A light has ceased the seaman's path to cheer,
A star has left its ruby throne on high,
A world forsook its sphere.
Thy sisters bright pursue their circling way,
But thou, lone wanderer! thou hast left our vault for aye.
Did Sin invade thy bowers,
And Death with sable pinion sweep thine air,
Blasting the beauty of thy fairest flowers,
And God admit no prayer?
Didst thou, as fable saith, wax faint and dim
With the first mortal breath between thy zone and Him?
Did human love, with all
Its passionate might and meek endurance strong,—
The love that mocks at Time and scorns the pall,
Through conflict fierce and long,—
Live in thy soul, yet know no future's ray?
Then, mystic world! 't was well that thou shouldst pass away.
Perchance a loftier fate
Removed thy radiance from our feeble sight.
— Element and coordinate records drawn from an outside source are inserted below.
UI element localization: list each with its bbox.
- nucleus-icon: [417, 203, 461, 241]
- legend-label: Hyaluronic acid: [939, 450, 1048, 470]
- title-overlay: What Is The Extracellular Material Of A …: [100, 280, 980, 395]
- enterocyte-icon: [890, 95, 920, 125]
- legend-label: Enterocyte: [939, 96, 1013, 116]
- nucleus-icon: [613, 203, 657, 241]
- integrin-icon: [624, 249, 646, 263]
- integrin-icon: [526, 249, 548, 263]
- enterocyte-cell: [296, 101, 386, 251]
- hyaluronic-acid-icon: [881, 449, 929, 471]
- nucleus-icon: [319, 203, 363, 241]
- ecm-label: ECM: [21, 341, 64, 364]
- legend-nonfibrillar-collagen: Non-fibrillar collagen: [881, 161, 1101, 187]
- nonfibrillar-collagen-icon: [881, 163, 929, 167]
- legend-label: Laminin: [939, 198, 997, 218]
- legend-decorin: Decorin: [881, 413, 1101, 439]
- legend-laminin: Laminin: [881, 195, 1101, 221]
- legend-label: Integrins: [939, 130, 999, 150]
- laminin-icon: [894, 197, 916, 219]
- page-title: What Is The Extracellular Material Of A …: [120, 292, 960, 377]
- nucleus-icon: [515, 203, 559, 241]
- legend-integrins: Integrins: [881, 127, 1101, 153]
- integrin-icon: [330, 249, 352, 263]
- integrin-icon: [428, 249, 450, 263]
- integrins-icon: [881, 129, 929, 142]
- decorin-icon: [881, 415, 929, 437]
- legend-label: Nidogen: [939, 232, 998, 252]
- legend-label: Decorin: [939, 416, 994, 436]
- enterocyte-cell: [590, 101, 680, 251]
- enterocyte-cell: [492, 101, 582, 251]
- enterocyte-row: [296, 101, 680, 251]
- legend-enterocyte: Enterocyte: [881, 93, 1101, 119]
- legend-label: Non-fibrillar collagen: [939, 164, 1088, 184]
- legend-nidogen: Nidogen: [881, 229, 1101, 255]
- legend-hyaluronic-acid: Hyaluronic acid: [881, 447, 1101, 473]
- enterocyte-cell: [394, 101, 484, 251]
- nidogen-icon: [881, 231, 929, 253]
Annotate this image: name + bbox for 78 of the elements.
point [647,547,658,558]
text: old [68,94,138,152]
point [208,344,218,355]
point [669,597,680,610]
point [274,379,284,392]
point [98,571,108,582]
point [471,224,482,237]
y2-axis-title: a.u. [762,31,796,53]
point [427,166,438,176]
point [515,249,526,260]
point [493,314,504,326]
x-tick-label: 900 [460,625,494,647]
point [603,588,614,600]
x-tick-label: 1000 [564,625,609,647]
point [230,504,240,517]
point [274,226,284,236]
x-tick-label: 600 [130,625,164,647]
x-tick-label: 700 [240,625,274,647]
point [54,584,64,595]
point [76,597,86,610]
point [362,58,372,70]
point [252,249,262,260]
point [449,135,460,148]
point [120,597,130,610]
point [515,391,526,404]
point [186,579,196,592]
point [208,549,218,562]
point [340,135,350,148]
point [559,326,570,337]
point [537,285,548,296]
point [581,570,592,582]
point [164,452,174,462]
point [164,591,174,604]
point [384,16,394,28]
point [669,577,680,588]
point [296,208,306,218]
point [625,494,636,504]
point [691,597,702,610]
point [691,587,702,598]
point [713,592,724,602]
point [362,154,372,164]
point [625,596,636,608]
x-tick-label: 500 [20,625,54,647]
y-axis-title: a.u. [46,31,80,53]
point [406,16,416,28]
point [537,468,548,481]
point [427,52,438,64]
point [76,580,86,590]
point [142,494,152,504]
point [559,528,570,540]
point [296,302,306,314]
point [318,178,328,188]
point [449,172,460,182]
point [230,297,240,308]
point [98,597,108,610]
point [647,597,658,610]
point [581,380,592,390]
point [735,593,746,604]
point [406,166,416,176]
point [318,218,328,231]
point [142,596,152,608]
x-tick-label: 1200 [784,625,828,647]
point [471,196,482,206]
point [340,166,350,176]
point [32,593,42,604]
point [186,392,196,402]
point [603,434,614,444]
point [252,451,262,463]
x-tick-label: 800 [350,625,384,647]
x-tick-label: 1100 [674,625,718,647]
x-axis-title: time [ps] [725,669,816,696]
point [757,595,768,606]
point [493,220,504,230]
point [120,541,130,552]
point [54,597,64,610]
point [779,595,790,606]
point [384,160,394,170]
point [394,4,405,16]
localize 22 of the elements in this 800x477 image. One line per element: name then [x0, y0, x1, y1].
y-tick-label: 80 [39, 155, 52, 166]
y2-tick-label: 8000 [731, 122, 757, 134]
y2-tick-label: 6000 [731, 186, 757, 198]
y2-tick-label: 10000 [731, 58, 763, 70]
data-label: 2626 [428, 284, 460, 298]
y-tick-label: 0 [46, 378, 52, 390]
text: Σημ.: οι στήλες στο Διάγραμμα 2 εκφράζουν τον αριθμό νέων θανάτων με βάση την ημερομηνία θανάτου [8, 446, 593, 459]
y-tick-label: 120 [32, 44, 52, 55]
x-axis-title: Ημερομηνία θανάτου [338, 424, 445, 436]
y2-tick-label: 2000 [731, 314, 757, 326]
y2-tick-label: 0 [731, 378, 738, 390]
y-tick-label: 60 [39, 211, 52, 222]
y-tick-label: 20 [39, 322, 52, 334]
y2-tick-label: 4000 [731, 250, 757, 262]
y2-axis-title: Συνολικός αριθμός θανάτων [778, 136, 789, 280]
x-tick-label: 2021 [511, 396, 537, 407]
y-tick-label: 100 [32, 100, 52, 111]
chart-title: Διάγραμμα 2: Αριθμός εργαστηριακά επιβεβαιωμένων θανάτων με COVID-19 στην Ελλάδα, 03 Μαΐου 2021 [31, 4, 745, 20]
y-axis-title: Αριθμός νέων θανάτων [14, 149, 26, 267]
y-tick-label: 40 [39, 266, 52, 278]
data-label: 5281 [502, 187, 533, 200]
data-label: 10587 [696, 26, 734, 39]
Did He, whose Spirit wills but to create,
Far upward urge thy flight
From this low fraction of expiring time,
To realms where ages roll, as hours, in peace sublime?
E'en there does science soar
With trembling pinion, bright and eager eye,
Striving to reach the still-receding shore
That bounds the vision high:
Immortal longings fill the fettered mind;
Unfathomed glory lies around it, veiled and shrined!
Oh! when the brooding cloud
Shall pass like mist from o'er our straining sight,
And, as the sun-born insect, from its shroud
The soul speed forth in might,
From phase to phase in Being's endless day,
Shall we behold thy light, and learn thy future way?